Kısa bir süre sonra Sevinç kendini iyi hissetmediğini söylemek için bana telefon etti. Eve geldiğimde kustuğunu gördüm. 112 çağrı merkezine telefon ettim, ancak ambulansı beklemeden kızımı acil servise götürdüm” diye anlattı.

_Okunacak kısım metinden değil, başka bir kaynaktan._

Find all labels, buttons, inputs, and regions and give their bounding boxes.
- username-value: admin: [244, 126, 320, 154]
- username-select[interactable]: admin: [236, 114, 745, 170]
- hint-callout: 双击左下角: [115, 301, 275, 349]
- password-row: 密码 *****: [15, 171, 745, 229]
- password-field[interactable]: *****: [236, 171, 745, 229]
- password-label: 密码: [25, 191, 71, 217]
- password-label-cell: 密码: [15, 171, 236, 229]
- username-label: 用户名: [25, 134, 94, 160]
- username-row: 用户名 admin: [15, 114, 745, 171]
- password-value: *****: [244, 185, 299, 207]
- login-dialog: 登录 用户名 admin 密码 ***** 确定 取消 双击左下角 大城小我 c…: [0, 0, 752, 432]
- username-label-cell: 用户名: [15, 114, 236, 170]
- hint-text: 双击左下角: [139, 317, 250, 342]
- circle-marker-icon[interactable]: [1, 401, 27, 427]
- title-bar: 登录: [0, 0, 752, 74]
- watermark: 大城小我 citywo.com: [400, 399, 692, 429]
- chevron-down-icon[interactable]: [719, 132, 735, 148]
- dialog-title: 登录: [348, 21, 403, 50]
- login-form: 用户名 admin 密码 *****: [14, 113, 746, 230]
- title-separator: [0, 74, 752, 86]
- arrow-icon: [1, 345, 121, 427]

27 yaşındaki genç kadın, anne babasının diyabet, kalp ve sinir sistemi için kullandıkları ilaçlardan yaklaşık 120 tane içmiş. Sevinç acilen hastaneye alınmış. Ertesi gün komaya giriyor. Bebeğinin ise kalp atışları durduğundan acilen ameliyat ediliyor. Doktorlar bebeğinin cansız bedenini çıkarıyor, 18 Aralık’ta ise Sevinç yaşamını yitiriyor.
Acılı baba: “Karnım ağrıyor, diye şikayet etti. Tuvalete gitmek istedi. Bez ve yeni çarşaflar almak için gittim. Bu onu hayattayken son görüşüm oldu. Bebeği ile birlikte defnettik” diye anlattı.
Sevinç ve Nurhan’ın 6 yaşındaki oğulları Kırcali’deki babaannesi ve desinin yanında yaşıyor. 25 yaşındaki eski koca ise yine yurt dışında. Sevinç’in babasına göre, Nurhan Avusturya’dan İngiltere’ye kaçmış.
Baba: “Adalet istiyoruz. Bu kötü sona rağmen, adaletimizin bu tür şiddet olaylarıyla baş edebileceğini görmek istiyoruz. Eşim ve ben artık yaşamıyoruz. Bu yükü taşıyamıyoruz. Adalet istiyoruz” diye sözlerini tamamladı.